W 1990 r. Zygmunt Maguza wraz z siostrą Alicją Hensel i Julianem Stankiewiczem pojechał w rodzinne strony, żeby oddać hołd pomordowanej rodzinie Stankiewiczów.
W Iwaniczach spotkałem przy drodze Wołodię Kozibrodę – mówi pan Zygmunt. - Przywitałem się z nim. Objął mnie, a ja jego. Podałem rękę stojącemu obok Ukraińcowi. Tknięty nagłym przeczuciem zapytałem go czy żyje Petro Horbaczewski. Ten mówi – O właśnie witałeś się z nim!

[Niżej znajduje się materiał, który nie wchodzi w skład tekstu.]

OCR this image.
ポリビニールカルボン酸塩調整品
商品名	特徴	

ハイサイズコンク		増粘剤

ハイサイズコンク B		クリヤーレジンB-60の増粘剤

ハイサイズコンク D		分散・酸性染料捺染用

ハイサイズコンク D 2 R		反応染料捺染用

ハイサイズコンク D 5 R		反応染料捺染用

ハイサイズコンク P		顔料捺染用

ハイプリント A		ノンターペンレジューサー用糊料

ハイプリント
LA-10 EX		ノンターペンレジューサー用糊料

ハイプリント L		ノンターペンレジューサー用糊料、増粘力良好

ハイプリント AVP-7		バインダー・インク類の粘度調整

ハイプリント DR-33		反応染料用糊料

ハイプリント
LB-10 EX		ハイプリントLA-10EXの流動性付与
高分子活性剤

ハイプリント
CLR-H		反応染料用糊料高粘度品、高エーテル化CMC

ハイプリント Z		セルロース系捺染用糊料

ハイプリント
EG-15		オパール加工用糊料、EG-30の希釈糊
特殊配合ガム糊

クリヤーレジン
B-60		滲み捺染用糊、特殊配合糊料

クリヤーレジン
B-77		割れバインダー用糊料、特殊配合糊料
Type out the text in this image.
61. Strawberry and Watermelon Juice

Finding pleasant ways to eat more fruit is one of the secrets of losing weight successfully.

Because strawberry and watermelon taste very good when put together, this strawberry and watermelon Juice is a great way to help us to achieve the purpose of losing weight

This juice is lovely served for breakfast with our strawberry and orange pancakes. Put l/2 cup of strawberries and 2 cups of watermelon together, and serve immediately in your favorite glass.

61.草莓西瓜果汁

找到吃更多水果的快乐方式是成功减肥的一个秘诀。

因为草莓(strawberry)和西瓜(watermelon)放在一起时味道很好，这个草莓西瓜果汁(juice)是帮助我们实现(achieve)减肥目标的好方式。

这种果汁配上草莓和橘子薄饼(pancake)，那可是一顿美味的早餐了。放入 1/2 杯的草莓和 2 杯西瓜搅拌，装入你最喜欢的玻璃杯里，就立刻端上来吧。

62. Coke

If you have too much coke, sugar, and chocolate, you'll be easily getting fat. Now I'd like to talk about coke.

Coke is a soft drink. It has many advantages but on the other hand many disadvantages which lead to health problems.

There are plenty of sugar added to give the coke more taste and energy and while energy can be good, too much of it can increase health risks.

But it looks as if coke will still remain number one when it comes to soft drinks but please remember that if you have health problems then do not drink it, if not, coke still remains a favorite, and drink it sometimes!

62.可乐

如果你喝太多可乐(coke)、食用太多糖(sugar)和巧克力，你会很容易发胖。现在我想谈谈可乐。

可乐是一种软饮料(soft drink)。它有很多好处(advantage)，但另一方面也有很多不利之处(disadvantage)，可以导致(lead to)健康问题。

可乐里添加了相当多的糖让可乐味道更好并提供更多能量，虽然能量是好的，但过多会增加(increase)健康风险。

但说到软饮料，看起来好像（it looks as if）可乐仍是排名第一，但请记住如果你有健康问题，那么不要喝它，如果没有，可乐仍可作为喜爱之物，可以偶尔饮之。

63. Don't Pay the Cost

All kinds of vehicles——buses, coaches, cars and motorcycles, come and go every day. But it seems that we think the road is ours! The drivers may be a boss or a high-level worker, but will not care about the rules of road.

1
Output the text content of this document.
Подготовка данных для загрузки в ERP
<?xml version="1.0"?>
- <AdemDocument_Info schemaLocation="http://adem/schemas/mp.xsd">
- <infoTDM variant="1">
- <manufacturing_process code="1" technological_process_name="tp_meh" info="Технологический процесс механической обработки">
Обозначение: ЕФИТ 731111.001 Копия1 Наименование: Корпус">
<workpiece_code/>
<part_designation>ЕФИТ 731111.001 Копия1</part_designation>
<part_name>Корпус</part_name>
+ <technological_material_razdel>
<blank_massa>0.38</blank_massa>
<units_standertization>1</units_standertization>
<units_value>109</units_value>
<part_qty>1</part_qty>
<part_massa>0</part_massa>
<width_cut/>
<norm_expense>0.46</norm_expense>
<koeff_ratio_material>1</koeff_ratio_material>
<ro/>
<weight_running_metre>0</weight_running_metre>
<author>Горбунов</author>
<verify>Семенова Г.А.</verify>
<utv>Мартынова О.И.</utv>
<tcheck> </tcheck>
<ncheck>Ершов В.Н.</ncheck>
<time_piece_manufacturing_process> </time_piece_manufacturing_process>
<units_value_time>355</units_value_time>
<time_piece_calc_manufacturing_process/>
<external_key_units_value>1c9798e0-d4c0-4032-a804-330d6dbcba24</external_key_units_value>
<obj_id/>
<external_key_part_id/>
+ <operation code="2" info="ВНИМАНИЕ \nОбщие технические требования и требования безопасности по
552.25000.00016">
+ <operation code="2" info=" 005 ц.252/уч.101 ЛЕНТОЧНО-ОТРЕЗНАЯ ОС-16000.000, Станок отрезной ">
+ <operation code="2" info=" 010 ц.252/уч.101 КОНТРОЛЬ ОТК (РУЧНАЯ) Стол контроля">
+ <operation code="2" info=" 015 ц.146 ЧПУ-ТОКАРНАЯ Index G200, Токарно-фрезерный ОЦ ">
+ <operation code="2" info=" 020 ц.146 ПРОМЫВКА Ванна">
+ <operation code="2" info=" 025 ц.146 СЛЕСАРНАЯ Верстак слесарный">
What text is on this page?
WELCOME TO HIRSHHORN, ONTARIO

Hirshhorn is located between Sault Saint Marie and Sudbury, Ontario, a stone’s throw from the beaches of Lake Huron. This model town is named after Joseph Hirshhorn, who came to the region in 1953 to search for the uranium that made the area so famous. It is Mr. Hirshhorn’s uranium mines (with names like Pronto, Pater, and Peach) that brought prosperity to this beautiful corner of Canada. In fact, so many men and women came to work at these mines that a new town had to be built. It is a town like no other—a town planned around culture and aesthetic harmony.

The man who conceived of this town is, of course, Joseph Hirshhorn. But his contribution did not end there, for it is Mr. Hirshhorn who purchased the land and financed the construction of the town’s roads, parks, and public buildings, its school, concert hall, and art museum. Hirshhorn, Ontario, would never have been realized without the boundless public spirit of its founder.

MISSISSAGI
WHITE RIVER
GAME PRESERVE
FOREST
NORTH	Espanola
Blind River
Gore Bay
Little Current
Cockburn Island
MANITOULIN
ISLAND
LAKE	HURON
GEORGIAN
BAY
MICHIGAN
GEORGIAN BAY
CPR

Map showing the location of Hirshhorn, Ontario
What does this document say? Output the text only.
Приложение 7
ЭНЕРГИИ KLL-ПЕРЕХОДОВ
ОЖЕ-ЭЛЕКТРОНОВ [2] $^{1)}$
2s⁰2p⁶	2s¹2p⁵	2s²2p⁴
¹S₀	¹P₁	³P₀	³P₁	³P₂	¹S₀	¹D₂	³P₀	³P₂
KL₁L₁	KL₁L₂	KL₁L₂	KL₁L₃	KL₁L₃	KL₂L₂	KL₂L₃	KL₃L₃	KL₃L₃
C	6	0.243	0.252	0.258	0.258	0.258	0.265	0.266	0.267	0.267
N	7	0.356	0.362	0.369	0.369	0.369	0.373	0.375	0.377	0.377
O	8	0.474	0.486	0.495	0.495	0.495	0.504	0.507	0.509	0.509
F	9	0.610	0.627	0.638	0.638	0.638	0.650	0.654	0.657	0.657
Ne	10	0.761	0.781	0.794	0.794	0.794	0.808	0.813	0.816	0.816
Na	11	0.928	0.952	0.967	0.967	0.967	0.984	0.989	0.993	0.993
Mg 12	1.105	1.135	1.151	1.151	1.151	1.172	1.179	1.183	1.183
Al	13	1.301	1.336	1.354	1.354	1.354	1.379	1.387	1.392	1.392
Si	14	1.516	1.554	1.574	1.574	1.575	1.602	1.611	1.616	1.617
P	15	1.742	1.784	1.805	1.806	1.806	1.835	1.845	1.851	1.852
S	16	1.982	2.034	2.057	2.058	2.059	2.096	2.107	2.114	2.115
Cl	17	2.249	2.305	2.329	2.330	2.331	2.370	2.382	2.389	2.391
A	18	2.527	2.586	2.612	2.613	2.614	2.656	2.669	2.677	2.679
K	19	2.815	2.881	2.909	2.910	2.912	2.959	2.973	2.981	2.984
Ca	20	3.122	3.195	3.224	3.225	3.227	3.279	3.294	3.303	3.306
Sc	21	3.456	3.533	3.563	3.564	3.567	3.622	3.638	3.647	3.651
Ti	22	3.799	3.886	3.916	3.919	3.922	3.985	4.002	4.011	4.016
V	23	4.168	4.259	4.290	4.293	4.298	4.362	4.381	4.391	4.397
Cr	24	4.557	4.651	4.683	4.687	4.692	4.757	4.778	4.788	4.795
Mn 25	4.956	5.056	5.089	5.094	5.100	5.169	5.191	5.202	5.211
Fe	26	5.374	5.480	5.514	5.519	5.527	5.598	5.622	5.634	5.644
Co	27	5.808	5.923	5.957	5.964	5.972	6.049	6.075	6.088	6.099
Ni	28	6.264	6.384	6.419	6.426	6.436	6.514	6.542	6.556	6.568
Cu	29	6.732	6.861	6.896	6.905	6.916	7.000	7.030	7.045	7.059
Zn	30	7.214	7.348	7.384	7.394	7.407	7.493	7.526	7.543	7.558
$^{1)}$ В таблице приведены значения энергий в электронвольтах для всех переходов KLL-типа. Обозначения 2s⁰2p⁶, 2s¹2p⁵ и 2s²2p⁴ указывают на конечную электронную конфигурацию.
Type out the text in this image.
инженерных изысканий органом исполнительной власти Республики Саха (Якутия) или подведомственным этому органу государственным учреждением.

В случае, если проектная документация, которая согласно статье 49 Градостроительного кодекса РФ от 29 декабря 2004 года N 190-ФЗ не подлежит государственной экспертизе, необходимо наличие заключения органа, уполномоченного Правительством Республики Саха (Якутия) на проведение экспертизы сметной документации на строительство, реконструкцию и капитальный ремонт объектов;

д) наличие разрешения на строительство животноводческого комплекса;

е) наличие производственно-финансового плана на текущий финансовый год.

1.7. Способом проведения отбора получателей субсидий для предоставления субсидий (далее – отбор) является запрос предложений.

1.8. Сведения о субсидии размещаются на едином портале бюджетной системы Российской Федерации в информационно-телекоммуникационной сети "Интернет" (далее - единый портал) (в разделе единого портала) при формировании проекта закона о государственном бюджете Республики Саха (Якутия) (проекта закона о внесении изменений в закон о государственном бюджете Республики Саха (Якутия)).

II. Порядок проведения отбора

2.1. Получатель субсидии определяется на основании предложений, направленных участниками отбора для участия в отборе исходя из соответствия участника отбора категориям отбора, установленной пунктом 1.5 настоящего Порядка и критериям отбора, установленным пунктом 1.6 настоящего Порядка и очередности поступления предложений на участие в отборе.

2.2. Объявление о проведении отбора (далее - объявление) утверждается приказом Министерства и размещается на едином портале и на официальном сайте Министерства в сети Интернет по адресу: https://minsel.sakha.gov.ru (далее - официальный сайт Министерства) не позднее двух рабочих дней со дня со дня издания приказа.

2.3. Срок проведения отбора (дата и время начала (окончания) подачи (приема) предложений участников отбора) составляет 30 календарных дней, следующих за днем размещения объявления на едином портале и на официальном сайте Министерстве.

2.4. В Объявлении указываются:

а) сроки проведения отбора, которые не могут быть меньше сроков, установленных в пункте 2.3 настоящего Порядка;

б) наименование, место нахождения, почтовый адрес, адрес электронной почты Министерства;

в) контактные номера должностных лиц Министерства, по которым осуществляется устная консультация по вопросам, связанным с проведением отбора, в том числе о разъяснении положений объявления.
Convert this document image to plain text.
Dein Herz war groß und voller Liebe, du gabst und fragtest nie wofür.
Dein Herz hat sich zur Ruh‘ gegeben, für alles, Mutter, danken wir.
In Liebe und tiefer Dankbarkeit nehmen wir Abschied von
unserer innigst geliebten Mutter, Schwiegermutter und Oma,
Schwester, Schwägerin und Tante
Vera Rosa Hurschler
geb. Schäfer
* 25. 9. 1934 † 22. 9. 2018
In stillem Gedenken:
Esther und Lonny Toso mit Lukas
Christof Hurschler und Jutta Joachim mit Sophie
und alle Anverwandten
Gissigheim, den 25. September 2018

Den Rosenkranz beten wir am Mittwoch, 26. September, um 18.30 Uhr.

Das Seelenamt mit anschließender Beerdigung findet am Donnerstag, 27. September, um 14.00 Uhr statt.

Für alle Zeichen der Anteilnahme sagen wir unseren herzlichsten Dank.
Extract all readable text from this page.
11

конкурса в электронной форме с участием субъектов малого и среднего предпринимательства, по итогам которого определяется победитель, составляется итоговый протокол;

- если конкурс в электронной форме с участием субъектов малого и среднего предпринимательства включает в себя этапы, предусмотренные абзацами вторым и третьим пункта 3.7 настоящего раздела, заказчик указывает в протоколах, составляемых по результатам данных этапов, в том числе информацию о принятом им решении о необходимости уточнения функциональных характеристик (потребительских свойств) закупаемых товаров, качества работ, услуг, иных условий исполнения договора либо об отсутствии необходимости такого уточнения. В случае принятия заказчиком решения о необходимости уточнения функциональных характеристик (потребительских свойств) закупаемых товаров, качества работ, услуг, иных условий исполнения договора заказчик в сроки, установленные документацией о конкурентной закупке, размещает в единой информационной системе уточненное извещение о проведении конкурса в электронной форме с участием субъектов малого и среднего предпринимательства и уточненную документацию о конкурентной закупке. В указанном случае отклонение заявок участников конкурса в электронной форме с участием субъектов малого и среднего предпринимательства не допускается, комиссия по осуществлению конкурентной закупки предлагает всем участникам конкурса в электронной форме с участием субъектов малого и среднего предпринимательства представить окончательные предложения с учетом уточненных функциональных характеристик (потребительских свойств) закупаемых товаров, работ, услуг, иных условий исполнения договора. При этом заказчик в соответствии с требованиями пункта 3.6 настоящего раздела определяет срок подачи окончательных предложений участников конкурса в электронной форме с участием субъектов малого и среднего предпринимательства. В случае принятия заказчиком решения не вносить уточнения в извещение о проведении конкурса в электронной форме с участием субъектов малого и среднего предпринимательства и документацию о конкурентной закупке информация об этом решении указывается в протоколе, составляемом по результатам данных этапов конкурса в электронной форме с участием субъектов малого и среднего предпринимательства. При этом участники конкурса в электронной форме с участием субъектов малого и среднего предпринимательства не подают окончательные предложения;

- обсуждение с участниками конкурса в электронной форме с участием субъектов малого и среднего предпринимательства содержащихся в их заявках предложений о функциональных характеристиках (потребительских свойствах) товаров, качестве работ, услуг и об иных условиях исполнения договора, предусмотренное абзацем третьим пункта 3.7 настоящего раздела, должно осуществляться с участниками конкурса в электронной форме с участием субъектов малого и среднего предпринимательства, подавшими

Horbaczewski, jak się zorientował kto ja jestem, pomimo podeszłego wieku, ruszył w gumiakach i kufajce za węgieł i wyglądał. Pewnie myślał, że będę go ścigał i próbował go zabić, tak, jak on mnie przed laty. Powiedziałem do siostry: to ten Petro Horbaczewski co zabił Weronikę Stankiewicz, siostrzyczkę mamy. (…)
W najczarniejszych snach nie przypuszczałem, że kiedyś podam rękę mordercy moich dziadków.
*
Zygmun Maguza opisał swoje losy w książce "ŻOŁNIERSKIE LOSY WOŁYNIAKA", WYDANEJ PRZEZ IPN w 2018 r.